However, cross-trial comparisons should be interpreted with caution. These trials had different patient populations, study designs, and duration. Only head-to-head trials can definitively compare safety profiles, and none have been published comparing retatrutide directly to semaglutide or tirzepatide.

The new signal to watch is dysesthesia, which has not been reported as a significant finding in semaglutide or tirzepatide trials.

For a detailed comparison of retatrutide versus existing drugs, see Retatrutide vs Mounjaro vs Ozempic.

Cardiovascular Effects

TRIUMPH-4 reported several positive cardiovascular outcomes in the retatrutide groups:

  • Systolic blood pressure reduced by 14.0 mmHg at the 12mg dose
  • Improvements in non-HDL cholesterol, triglycerides, and hsCRP (a marker of systemic inflammation)

These cardiometabolic benefits are consistent with effects seen across the GLP-1 drug class and are likely driven by a combination of weight loss and direct metabolic effects of the drug. Semaglutide has already demonstrated cardiovascular risk reduction in the SELECT trial, and whether retatrutide offers similar or greater cardiovascular protection is a question that dedicated cardiovascular outcome trials would need to answer.

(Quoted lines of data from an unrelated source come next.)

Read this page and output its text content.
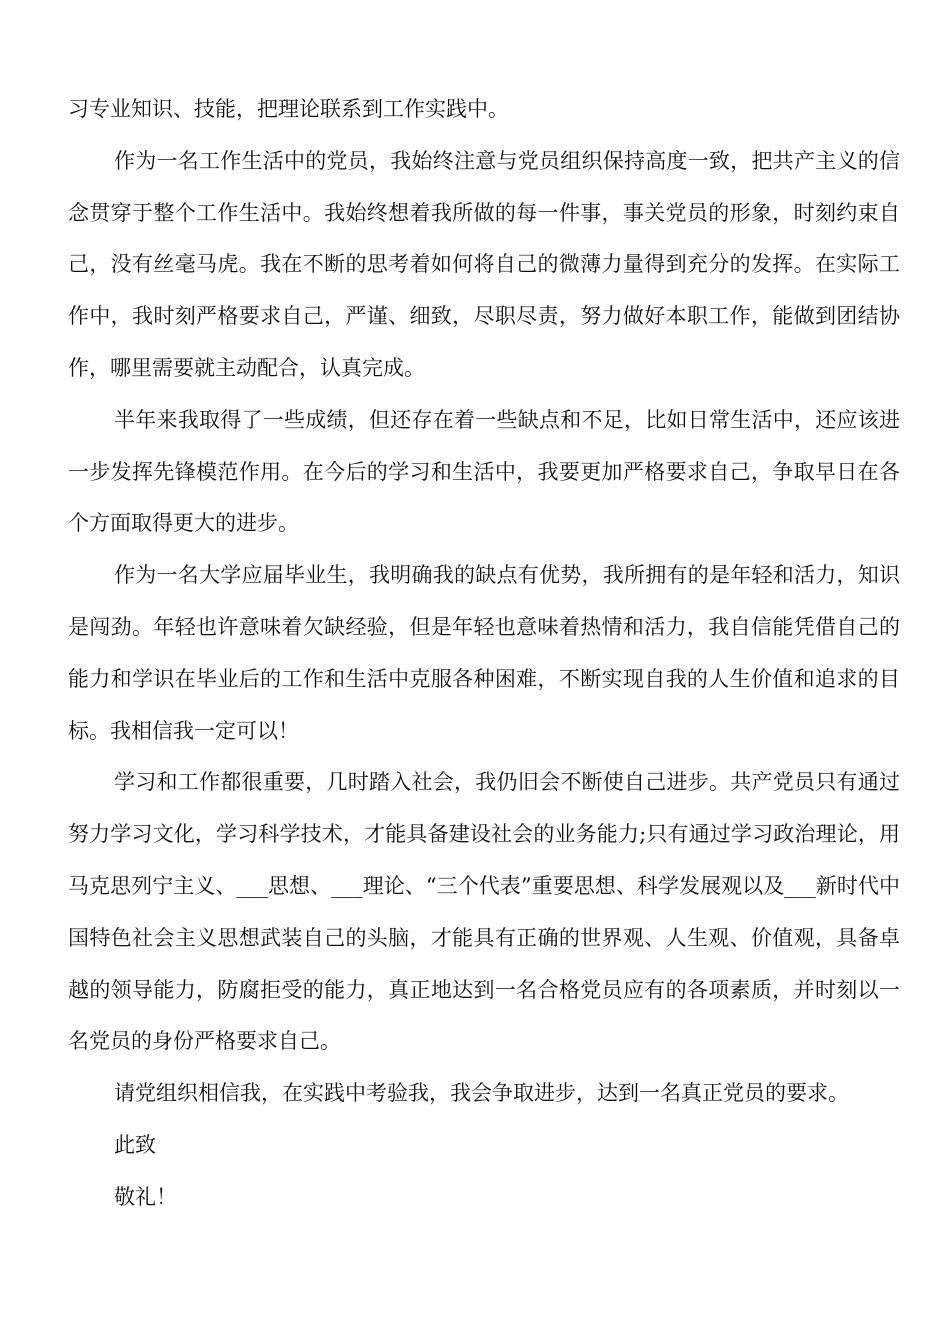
习专业知识、技能，把理论联系到工作实践中。

作为一名工作生活中的党员，我始终注意与党员组织保持高度一致，把共产主义的信念贯穿于整个工作生活中。我始终想着我所做的每一件事，事关党员的形象，时刻约束自己，没有丝毫马虎。我在不断的思考着如何将自己的微薄力量得到充分的发挥。在实际工作中，我时刻严格要求自己，严谨、细致，尽职尽责，努力做好本职工作，能做到团结协作，哪里需要就主动配合，认真完成。

半年来我取得了一些成绩，但还存在着一些缺点和不足，比如日常生活中，还应该进一步发挥先锋模范作用。在今后的学习和生活中，我要更加严格要求自己，争取早日在各个方面取得更大的进步。

作为一名大学应届毕业生，我明确我的缺点有优势，我所拥有的是年轻和活力，知识是闯劲。年轻也许意味着欠缺经验，但是年轻也意味着热情和活力，我自信能凭借自己的能力和学识在毕业后的工作和生活中克服各种困难，不断实现自我的人生价值和追求的目标。我相信我一定可以！

学习和工作都很重要，几时踏入社会，我仍旧会不断使自己进步。共产党员只有通过努力学习文化，学习科学技术，才能具备建设社会的业务能力;只有通过学习政治理论，用马克思列宁主义、___思想、___理论、“三个代表”重要思想、科学发展观以及___新时代中国特色社会主义思想武装自己的头脑，才能具有正确的世界观、人生观、价值观，具备卓越的领导能力，防腐拒受的能力，真正地达到一名合格党员应有的各项素质，并时刻以一名党员的身份严格要求自己。

请党组织相信我，在实践中考验我，我会争取进步，达到一名真正党员的要求。

此致
敬礼！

Source: Eli Lilly TRIUMPH-4 press release, December 2025

Class-Level Safety Concerns

Retatrutide belongs to the GLP-1 receptor agonist class, and several safety concerns apply broadly to drugs in this category. These have not been specifically flagged as problems in retatrutide trials, but they warrant awareness.

Thyroid cancer risk

All GLP-1 receptor agonists carry a boxed warning about the risk of medullary thyroid carcinoma (MTC). This warning is based on findings in rodent studies where GLP-1 drugs caused thyroid C-cell tumors. Whether this translates to humans remains an open question — recent epidemiological evidence suggests that GLP-1 drugs are not associated with increased thyroid cancer risk in humans, but longer-term data and more studies are needed. People with a personal or family history of MTC or Multiple Endocrine Neoplasia syndrome type 2 (MEN 2) should not use GLP-1 drugs.

Gallbladder events

GLP-1 drugs have been associated with an increased incidence of gallbladder-related events, including gallstones and cholecystitis (inflammation of the gallbladder). Rapid weight loss itself is a known risk factor for gallstones. This has not been specifically flagged in retatrutide trial data, but it remains a theoretical risk given the class association and the significant amount of weight loss retatrutide produces.

Pancreatitis

Pancreatitis (inflammation of the pancreas) has been identified as a potential risk with GLP-1 drugs generally. While the absolute risk appears to be low, patients are typically monitored for symptoms such as severe abdominal pain. The retatrutide Phase 2 trial did not report pancreatitis as a significant finding, but the sample sizes in trials to date have been relatively small.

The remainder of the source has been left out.